Autores principais:Ramos,Daniel Rodrigues
Assunto:Pensamento Questionamento Ciência e técnica Ensino da filosofia Pedagogização
Ano:2018
País:Portugal
Tipo de documento:artigo
Tipo de acesso:acesso aberto
Instituição associada:Fundação para a Ciência e Tecnologia
Idioma:português
Origem:SciELO Portugal
Descrição
Resumo:Numa abordagem fenomenológica, o artigo reflete o ensino da Filosofia, assumindo-o como possível enquanto experiência da aprendizagem do pensar. Nesta direção, o estudo possui por meta mostrar que a compreensão desta possibilidade se radica em uma impossibilidade de caráter ontológico, uma vez que o aprender a pensar não pode ser ofertado ou possibilitado por outrem. Tal impossibilidade é reconduzida para o modo de constituição da singularidade humana. Neste horizonte, a (im)possibilidade de aprender a pensar funda-se no questionamento filosófico, porém, entendido como responsabilidade do ser humano por decidir-se e apropriar-se de seu originário modo de ser. Para demonstrar esta fundamentação, o estudo parte do sentido ontológico de impossibilidade para o existir humano, definindo-a como remissão e salto para o possível, no caso, para o ser capaz do pensar e questionar. Em seguida, aclara-se o questionamento e seu caráter histórico, diferenciando-o do método de problematização das ciências positivas.

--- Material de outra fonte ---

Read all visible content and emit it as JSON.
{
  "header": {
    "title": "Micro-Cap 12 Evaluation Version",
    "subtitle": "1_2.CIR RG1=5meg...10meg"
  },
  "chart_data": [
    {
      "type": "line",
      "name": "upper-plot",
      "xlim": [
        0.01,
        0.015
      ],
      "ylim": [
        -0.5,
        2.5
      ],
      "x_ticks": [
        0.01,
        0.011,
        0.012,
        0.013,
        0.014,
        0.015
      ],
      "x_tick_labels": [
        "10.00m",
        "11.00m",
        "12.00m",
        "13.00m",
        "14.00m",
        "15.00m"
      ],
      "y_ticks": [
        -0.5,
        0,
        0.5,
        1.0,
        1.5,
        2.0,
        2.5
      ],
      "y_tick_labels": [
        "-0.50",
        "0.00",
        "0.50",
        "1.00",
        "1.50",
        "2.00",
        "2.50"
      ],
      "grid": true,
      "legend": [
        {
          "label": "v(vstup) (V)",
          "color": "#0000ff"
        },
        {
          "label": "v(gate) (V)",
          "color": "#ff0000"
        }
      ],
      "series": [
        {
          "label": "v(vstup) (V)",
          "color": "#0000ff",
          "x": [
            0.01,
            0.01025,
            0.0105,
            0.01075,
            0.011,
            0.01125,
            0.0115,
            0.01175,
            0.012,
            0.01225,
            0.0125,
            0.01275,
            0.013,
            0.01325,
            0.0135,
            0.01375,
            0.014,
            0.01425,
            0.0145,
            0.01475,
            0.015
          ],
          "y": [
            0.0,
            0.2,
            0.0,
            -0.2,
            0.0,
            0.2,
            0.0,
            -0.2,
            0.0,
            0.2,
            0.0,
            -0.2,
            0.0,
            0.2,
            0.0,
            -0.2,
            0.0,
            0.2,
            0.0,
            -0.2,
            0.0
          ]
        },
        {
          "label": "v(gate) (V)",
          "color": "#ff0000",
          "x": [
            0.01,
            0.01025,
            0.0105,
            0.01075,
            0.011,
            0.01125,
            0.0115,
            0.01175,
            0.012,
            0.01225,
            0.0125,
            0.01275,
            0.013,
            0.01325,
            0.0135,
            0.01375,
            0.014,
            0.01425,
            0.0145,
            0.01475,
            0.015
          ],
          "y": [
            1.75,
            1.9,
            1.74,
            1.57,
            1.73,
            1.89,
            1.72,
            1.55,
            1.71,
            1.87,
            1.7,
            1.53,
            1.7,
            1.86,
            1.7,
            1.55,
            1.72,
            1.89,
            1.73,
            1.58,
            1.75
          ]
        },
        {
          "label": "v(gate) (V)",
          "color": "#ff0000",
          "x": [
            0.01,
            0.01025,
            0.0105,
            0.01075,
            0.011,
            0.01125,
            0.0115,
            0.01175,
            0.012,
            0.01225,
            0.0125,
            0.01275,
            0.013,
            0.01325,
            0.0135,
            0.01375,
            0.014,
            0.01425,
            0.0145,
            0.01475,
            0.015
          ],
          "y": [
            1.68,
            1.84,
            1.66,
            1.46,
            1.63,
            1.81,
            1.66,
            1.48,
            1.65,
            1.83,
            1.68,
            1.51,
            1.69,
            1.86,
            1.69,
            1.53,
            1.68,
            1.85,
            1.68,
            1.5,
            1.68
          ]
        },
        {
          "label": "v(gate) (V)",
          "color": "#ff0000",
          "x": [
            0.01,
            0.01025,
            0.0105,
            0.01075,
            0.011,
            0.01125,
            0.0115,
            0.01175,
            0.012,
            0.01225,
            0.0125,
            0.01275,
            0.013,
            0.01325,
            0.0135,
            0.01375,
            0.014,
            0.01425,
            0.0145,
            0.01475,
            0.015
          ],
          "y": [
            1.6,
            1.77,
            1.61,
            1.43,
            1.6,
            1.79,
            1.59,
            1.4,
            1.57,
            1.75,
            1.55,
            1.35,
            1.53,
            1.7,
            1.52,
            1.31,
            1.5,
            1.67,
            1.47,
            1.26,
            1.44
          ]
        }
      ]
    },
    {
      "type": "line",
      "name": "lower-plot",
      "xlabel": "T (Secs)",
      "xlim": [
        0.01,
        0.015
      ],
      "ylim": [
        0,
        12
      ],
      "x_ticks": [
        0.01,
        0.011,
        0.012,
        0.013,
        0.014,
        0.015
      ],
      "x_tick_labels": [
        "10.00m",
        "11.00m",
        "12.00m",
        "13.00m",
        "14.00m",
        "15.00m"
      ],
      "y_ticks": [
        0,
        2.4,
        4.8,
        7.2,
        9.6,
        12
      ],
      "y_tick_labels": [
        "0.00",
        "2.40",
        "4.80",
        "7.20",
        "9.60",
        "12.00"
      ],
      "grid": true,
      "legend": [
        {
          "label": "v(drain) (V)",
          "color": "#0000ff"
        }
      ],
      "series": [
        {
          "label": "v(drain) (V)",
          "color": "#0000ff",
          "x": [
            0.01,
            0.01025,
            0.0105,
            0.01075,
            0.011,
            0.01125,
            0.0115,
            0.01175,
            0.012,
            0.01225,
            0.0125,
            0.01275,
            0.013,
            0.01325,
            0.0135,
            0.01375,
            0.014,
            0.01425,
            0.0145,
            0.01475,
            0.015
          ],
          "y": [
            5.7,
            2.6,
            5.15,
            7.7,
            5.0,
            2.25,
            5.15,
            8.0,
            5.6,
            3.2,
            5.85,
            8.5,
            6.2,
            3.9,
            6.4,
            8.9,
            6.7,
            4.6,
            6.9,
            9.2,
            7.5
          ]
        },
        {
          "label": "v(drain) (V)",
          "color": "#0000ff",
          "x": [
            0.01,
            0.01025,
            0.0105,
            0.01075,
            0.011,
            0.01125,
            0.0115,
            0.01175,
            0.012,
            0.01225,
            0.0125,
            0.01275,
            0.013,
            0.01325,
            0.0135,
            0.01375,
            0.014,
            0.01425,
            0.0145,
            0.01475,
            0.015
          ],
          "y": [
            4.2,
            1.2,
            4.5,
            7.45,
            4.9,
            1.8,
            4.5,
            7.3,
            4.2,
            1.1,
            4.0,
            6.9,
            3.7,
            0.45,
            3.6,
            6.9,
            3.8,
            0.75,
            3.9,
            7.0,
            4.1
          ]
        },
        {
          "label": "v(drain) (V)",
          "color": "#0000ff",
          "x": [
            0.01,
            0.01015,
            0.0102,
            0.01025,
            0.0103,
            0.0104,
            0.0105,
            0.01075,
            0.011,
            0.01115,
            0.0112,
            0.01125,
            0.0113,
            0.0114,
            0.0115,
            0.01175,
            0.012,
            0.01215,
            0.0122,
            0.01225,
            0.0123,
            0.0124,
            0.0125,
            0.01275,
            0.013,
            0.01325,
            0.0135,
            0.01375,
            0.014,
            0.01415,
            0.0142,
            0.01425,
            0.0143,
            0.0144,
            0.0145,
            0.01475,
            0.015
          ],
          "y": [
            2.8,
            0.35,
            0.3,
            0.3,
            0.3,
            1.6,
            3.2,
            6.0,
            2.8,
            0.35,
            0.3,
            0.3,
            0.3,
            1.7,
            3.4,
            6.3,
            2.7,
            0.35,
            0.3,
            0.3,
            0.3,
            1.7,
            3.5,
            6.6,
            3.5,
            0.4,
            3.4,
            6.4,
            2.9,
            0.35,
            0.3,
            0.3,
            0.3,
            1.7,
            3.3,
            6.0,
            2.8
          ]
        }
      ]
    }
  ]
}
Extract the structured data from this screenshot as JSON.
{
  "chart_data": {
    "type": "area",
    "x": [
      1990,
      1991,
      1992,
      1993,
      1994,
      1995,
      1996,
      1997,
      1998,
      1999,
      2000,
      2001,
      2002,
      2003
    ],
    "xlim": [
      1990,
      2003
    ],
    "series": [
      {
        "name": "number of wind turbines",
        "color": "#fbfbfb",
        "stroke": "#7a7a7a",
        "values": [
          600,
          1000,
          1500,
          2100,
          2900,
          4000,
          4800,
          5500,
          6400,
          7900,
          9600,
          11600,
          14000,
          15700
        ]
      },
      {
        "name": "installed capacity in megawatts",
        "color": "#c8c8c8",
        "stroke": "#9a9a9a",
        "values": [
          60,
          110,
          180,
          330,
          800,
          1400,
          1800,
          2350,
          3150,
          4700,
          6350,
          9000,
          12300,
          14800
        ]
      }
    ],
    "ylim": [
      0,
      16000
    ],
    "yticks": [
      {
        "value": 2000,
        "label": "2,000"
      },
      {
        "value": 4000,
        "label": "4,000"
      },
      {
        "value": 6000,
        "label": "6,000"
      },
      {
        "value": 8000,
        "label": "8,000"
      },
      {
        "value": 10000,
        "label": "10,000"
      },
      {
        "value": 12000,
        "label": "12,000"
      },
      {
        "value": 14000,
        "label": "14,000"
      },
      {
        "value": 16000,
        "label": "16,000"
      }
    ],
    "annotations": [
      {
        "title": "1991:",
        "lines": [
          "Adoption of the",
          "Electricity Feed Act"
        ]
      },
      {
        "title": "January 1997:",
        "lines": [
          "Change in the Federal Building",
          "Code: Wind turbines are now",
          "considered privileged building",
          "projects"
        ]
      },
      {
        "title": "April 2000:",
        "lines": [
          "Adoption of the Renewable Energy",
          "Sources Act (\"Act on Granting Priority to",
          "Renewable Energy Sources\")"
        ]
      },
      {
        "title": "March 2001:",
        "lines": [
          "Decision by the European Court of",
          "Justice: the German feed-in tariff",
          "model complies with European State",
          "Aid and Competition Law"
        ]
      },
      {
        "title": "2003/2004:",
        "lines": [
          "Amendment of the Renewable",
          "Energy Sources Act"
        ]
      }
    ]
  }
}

Por fim, posiciona-se criticamente em relação às tendências dominantes em que se compreende o ensino da filosofia a partir das metas e dos métodos tecno-científicos, bem como da pedagogização do filosofar e, ainda, da sua burocratização em vista de seu enquadramento aos mecanismos institucionais de produção do conhecimento científico com suas atuais exigências.